Misidentifying a and b when converting a sum to an integral
- What goes wrong: you see \Delta x = \frac{2}{n} and assume [0,2] automatically.
- Why it’s wrong: the interval depends on the “starting shift” inside f(\cdot).
- Fix: match the input to a+i\Delta x or a+\left(i-\frac12\right)\Delta x.
Trapezoidal rule endpoint weights wrong
- What goes wrong: you multiply every term by 2, or forget the halving.
- Why it’s wrong: endpoints appear once, interior points twice.
- Fix: memorize the pattern 1,2,2,\dots,2,1 in brackets.

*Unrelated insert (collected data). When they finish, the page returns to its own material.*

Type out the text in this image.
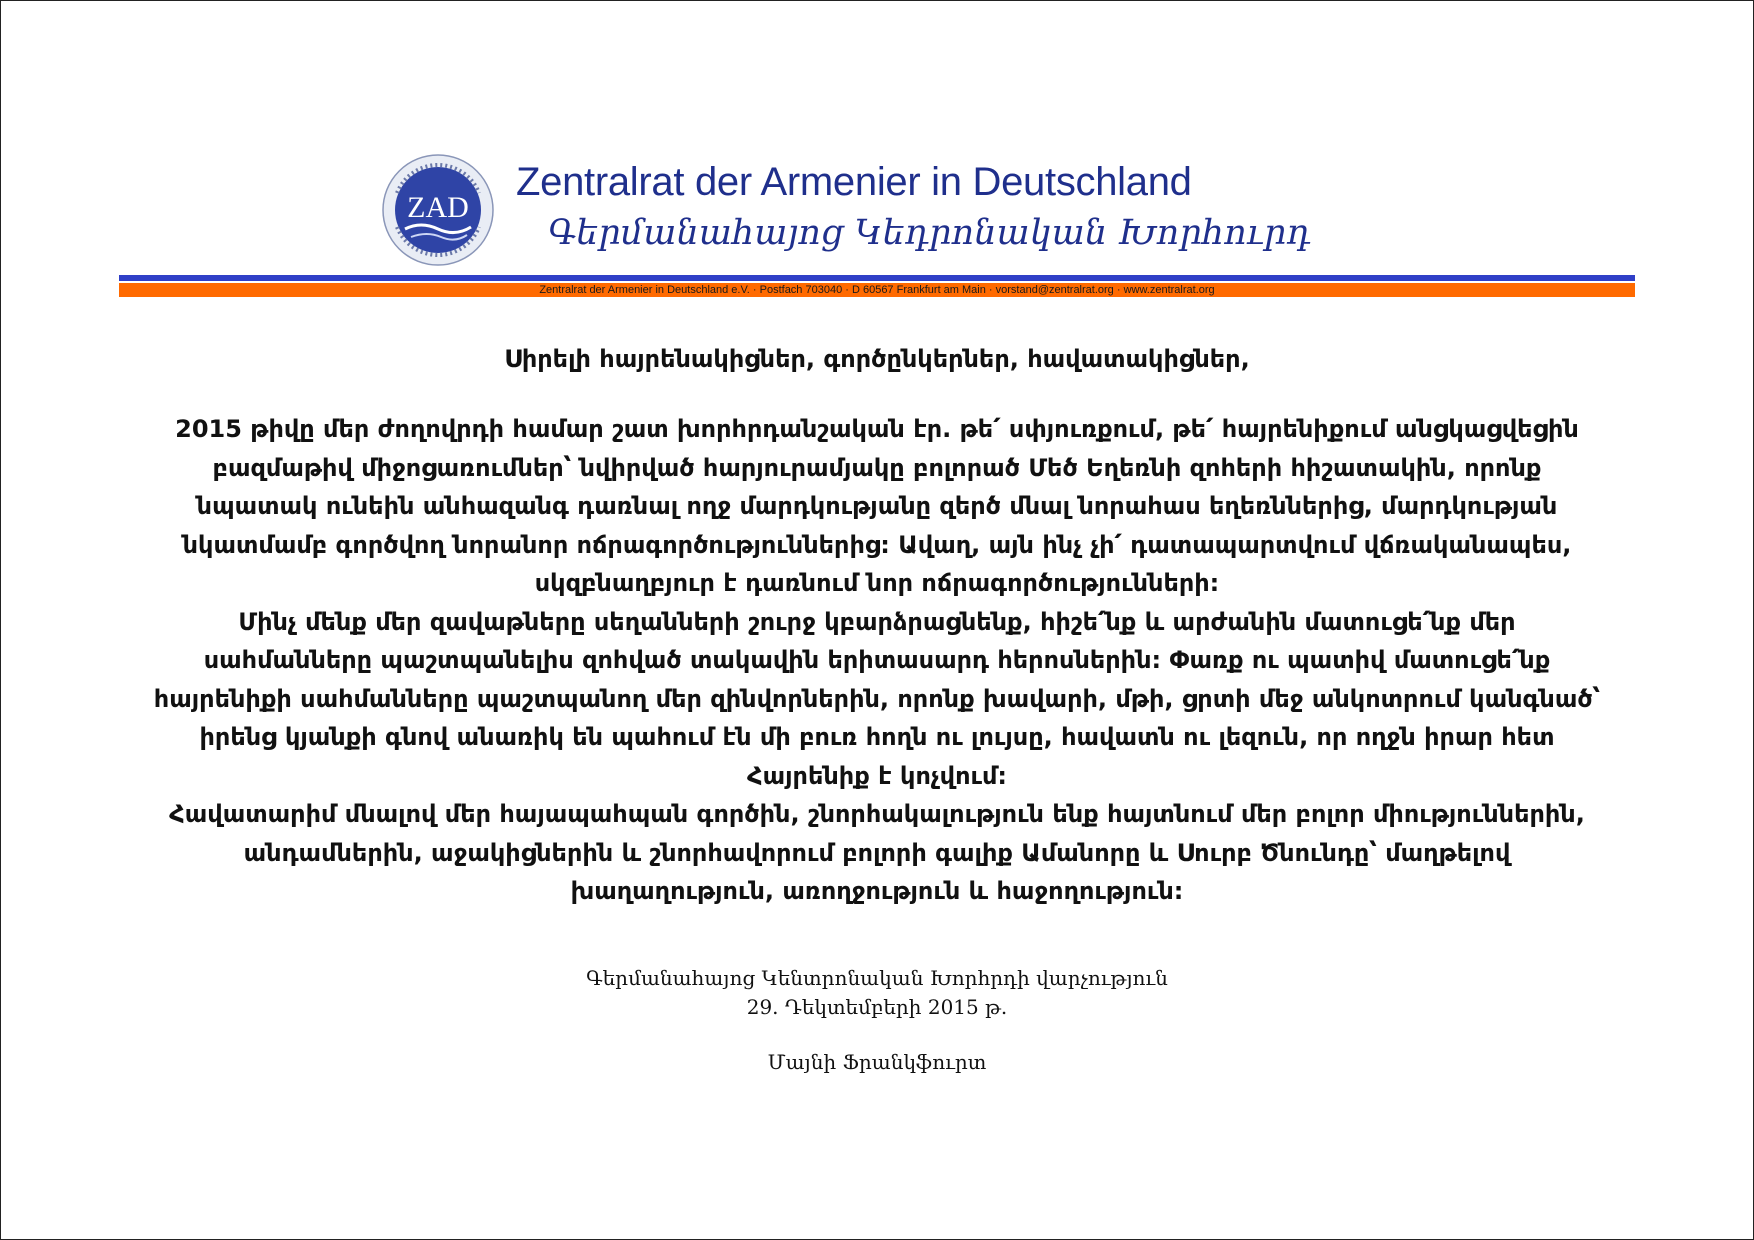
ZAD
Zentralrat der Armenier in Deutschland
Գերմանահայոց Կեդրոնական Խորհուրդ
Zentralrat der Armenier in Deutschland e.V. · Postfach 703040 · D 60567 Frankfurt am Main · vorstand@zentralrat.org · www.zentralrat.org
Սիրելի հայրենակիցներ, գործընկերներ, հավատակիցներ,
2015 թիվը մեր ժողովրդի համար շատ խորհրդանշական էր. թե՛ սփյուռքում, թե՛ հայրենիքում անցկացվեցին
բազմաթիվ միջոցառումներ՝ նվիրված հարյուրամյակը բոլորած Մեծ Եղեռնի զոհերի հիշատակին, որոնք
նպատակ ունեին անհազանգ դառնալ ողջ մարդկությանը զերծ մնալ նորահաս եղեռններից, մարդկության
նկատմամբ գործվող նորանոր ոճրագործություններից: Ավաղ, այն ինչ չի՛ դատապարտվում վճռականապես,
սկզբնաղբյուր է դառնում նոր ոճրագործությունների:
Մինչ մենք մեր զավաթները սեղանների շուրջ կբարձրացնենք, հիշե՛նք և արժանին մատուցե՛նք մեր
սահմանները պաշտպանելիս զոհված տակավին երիտասարդ հերոսներին: Փառք ու պատիվ մատուցե՛նք
հայրենիքի սահմանները պաշտպանող մեր զինվորներին, որոնք խավարի, մթի, ցրտի մեջ անկոտրում կանգնած՝
իրենց կյանքի գնով անառիկ են պահում էն մի բուռ հողն ու լույսը, հավատն ու լեզուն, որ ողջն իրար հետ
Հայրենիք է կոչվում:
Հավատարիմ մնալով մեր հայապահպան գործին, շնորհակալություն ենք հայտնում մեր բոլոր միություններին,
անդամներին, աջակիցներին և շնորհավորում բոլորի գալիք Ամանորը և Սուրբ Ծնունդը՝ մաղթելով
խաղաղություն, առողջություն և հաջողություն:
Գերմանահայոց Կենտրոնական Խորհրդի վարչություն
29. Դեկտեմբերի 2015 թ.
Մայնի Ֆրանկֆուրտ
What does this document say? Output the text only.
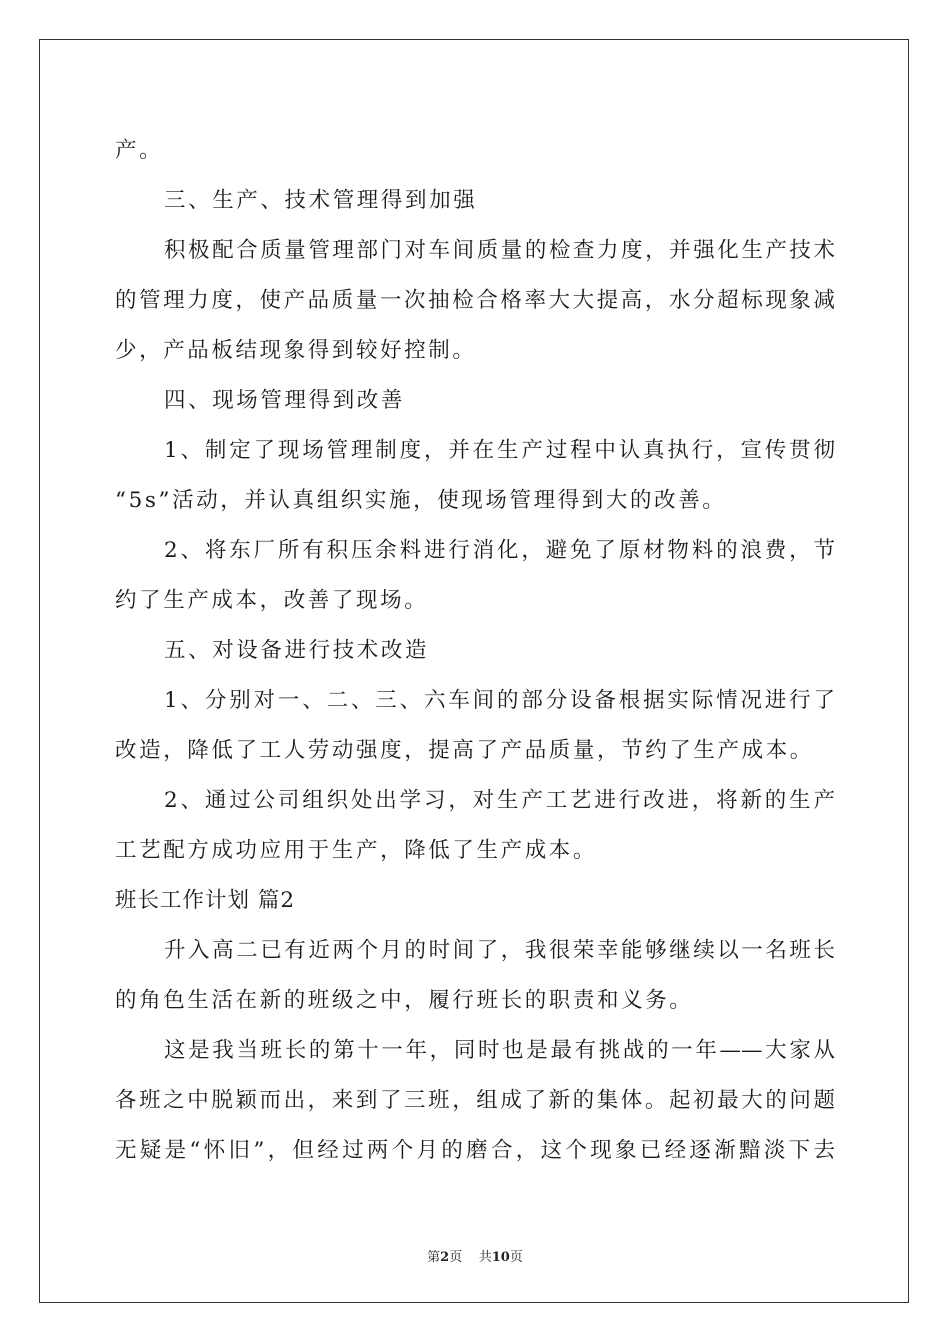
产。
三、生产、技术管理得到加强
积极配合质量管理部门对车间质量的检查力度，并强化生产技术
的管理力度，使产品质量一次抽检合格率大大提高，水分超标现象减
少，产品板结现象得到较好控制。
四、现场管理得到改善
1、制定了现场管理制度，并在生产过程中认真执行，宣传贯彻
“5s”活动，并认真组织实施，使现场管理得到大的改善。
2、将东厂所有积压余料进行消化，避免了原材物料的浪费，节
约了生产成本，改善了现场。
五、对设备进行技术改造
1、分别对一、二、三、六车间的部分设备根据实际情况进行了
改造，降低了工人劳动强度，提高了产品质量，节约了生产成本。
2、通过公司组织处出学习，对生产工艺进行改进，将新的生产
工艺配方成功应用于生产，降低了生产成本。
班长工作计划 篇2
升入高二已有近两个月的时间了，我很荣幸能够继续以一名班长
的角色生活在新的班级之中，履行班长的职责和义务。
这是我当班长的第十一年，同时也是最有挑战的一年——大家从
各班之中脱颖而出，来到了三班，组成了新的集体。起初最大的问题
无疑是“怀旧”，但经过两个月的磨合，这个现象已经逐渐黯淡下去
第2页 共10页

Memory Aids & Quick Tricks
| Trick / mnemonic | What it helps you remember | When to use it |
|---|---|---|
| “Increasing: Left Low, Right High” | If f increasing, L_n under, R_n over | quick error direction |
| “Decreasing: Left High, Right Low” | If f decreasing, L_n over, R_n under | quick error direction |
| “Cup up: Traps Top, Mids Miss low” | Concave up: T_n over, M_n under | trapezoid vs midpoint direction |
| Weights pattern 1,2,2,\dots,2,1 | Trapezoidal rule coefficients | computing T_n fast |
| Midpoint input form a+\left(i-\frac12\right)\Delta x | Recognize midpoint Riemann sums in sigma form | sum-to-integral problems |
| T_n = \frac{L_n+R_n}{2} | Trapezoids are the average of left and right sums | quick check / speed |
Quick Review Checklist
- You can write the general form \sum_{i=1}^n f(c_i)\Delta x_i and explain what c_i and \Delta x_i mean.
- For equal partitions, you instantly compute \Delta x = \frac{b-a}{n}.
- You know exactly which x-values LRAM uses (x_0 to x_{n-1}) and RRAM uses (x_1 to x_n).
- You can find midpoint x-values and set up M_n correctly.
- You remember trapezoidal rule and the endpoint weighting pattern.
- You can determine under/over-estimates using increasing/decreasing and concavity rules.
- You can convert \lim_{n\to\infty} \sum \cdots \Delta x into \int_a^b \cdots dx by matching \Delta x and the inside sample-point pattern.
- You don’t forget: definite integrals are signed unless the question asks for total area.
You’ve got this—Riemann sums are all about clean setup and pattern recognition.